Moving: A Lament

Things like packing your apartment to move your life up the East coast have a strange way of causing sentimentality. That is, the process of packing, of knowing that the apartment we’ve lived in for four years won’t be our home any longer. Of course, you know that when you move into an apartment, and it’s not like I’m feeling any sort of overwhelming separation anxiety or anything, but…

When Karen and I moved into our current apartment from the first one we rented together, I had odd moments of sentimentality. More so this time, though, because there have been some really incredible things that have happened in this one. Foremost on that list is that this is the apartment to which we brought our daughter home after the miraculous event of her birth. I think what concerns me the most about this is that she’s showing some anxiety as the familiar melts away and is replaced by ever-growing stacks of boxes in preparation for this weekend.

The last two weeks have been the process of saying goodbyes for both of us.

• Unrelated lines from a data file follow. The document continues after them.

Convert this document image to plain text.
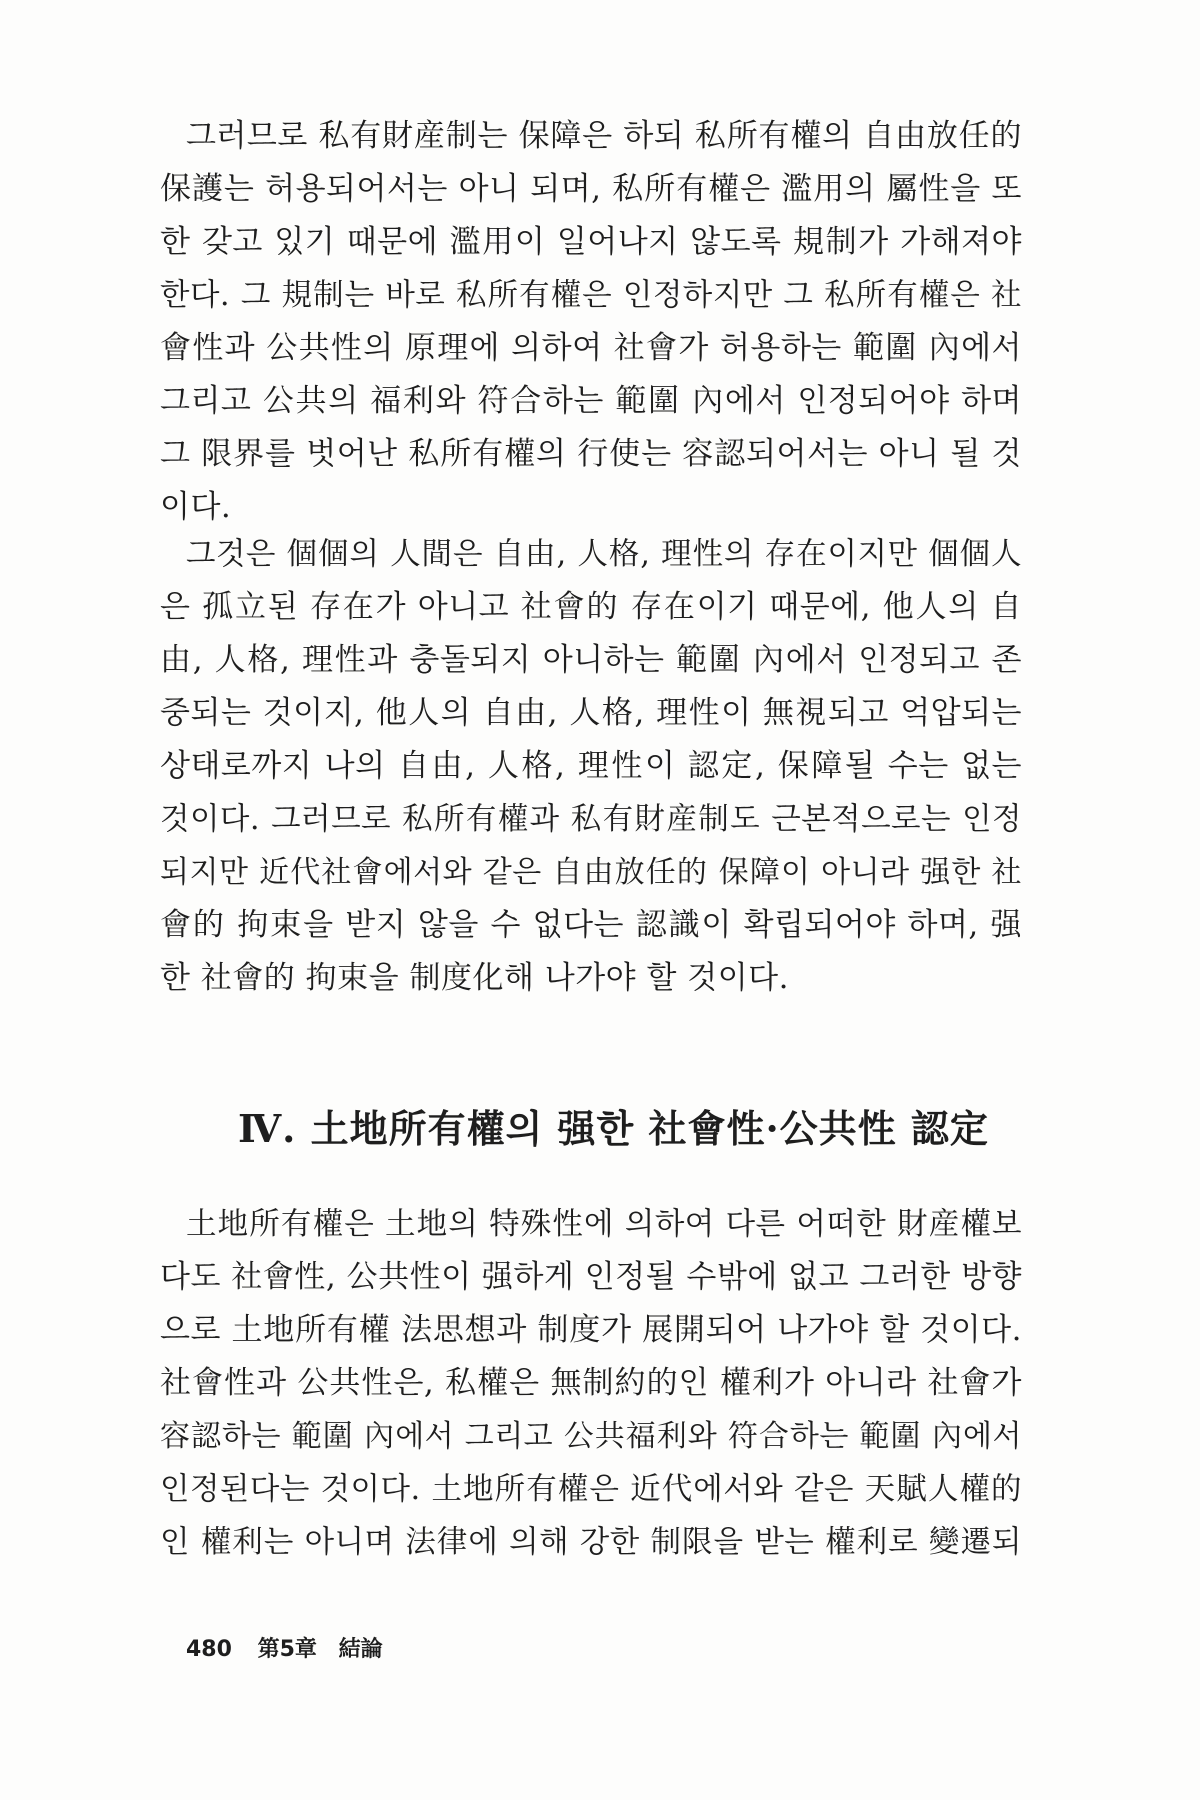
그러므로 私有財産制는 保障은 하되 私所有權의 自由放任的
保護는 허용되어서는 아니 되며, 私所有權은 濫用의 屬性을 또
한 갖고 있기 때문에 濫用이 일어나지 않도록 規制가 가해져야
한다. 그 規制는 바로 私所有權은 인정하지만 그 私所有權은 社
會性과 公共性의 原理에 의하여 社會가 허용하는 範圍 內에서
그리고 公共의 福利와 符合하는 範圍 內에서 인정되어야 하며
그 限界를 벗어난 私所有權의 行使는 容認되어서는 아니 될 것
이다.
그것은 個個의 人間은 自由, 人格, 理性의 存在이지만 個個人
은 孤立된 存在가 아니고 社會的 存在이기 때문에, 他人의 自
由, 人格, 理性과 충돌되지 아니하는 範圍 內에서 인정되고 존
중되는 것이지, 他人의 自由, 人格, 理性이 無視되고 억압되는
상태로까지 나의 自由, 人格, 理性이 認定, 保障될 수는 없는
것이다. 그러므로 私所有權과 私有財産制도 근본적으로는 인정
되지만 近代社會에서와 같은 自由放任的 保障이 아니라 强한 社
會的 拘束을 받지 않을 수 없다는 認識이 확립되어야 하며, 强
한 社會的 拘束을 制度化해 나가야 할 것이다.
Ⅳ. 土地所有權의 强한 社會性·公共性 認定
土地所有權은 土地의 特殊性에 의하여 다른 어떠한 財産權보
다도 社會性, 公共性이 强하게 인정될 수밖에 없고 그러한 방향
으로 土地所有權 法思想과 制度가 展開되어 나가야 할 것이다.
社會性과 公共性은, 私權은 無制約的인 權利가 아니라 社會가
容認하는 範圍 內에서 그리고 公共福利와 符合하는 範圍 內에서
인정된다는 것이다. 土地所有權은 近代에서와 같은 天賦人權的
인 權利는 아니며 法律에 의해 강한 制限을 받는 權利로 變遷되
480 第5章 結論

Last week I was struck quite profoundly by the appreciation shown to me by my colleagues as they treated me to a goodbye lunch for work. The process of making arrangements to stay in touch with others (I’ve even caught myself using Facebook more frequently…and I never thought that would happen), and bidding farewell to places we frequent and to our faith community, have been a strange mix of liberating and sad for me.

Oddly, I’ve felt disconnected at times. That disconnection has made me think that, had I the opportunity to do some things over from the past four years, that I would. Karen and I made the decision to distance ourselves from the faith community that had been our home for some time because we found ourselves in a different season of life. During our previous move, we were overwhelmed with friends giving us assistance. Now, we’re working to get people to come help us. That’s quite a difference. We drifted away from the group of friends with which we were close due, in large part, to my wanderlust. I have a good case of it, and it has both served me well and brought me grief in the past.

I have images that I can recall too quickly of those that I’ve alienated because of the pressing, almost illogical need I feel at times to move on to a different place geographically. I don’t always regret moving forward, but I regret the way I’ve handled that movement with certain people. I’ve been left without people that I think would have become great friends or colleagues, and I’ve grown hopelessly distant from friends that were close at one time, but are no longer in contact with me.

I hope that I’m not so old that I can’t change that tendency. I don’t think I’ll ever change my wanderlust, and I’m honestly not certain that I want to. I can change the level of intentionality with which I approach keeping in contact with others, though, certainly now that carrying out that intention is easier than ever before.

There are things that are simultaneously exhilarating and frightening about the fact that we will live in a different state next week. I can’t wait to experience the different culture in a new way, because, although we’ve frequently visited the area to which we’re moving and I already know it well, I’ve never lived there, and that is a much more intimate knowledge of a place. Changes in place are a welcome, wonderful thing for me. I hope that it is for my family, also.

And I hope that I manage to stay in touch with the friends we leave in this place, as well.

4 Comments

  1. Moving scares me, but it is exciting too. We lived in our first apartment for 4 years, and now we’re in our second, going on 5 1/2 years. Craziness. We won’t be moving from here until my hubby is finished with school. That could be awhile.

    I wish you luck! And I hear you about leaving people behind. I’ve done that far too much in my life, but I try not to feel bad about it. It does go both ways, I think, and if the other person doesn’t reach out at all, either, perhaps it just wasn’t meant to be.

  2. Thanks, Michelle. A colleague told me last week that if something is this exciting and this scary at the same time, then I must be doing something right. 🙂 What’s you husband studying?

  3. I did a large part of my undergrad days in theatre. Very cool! My wife and I are both thinking of doing doctoral degrees in order to teach later, but I’m not so sure of what that looks like with a daughter in the picture, now.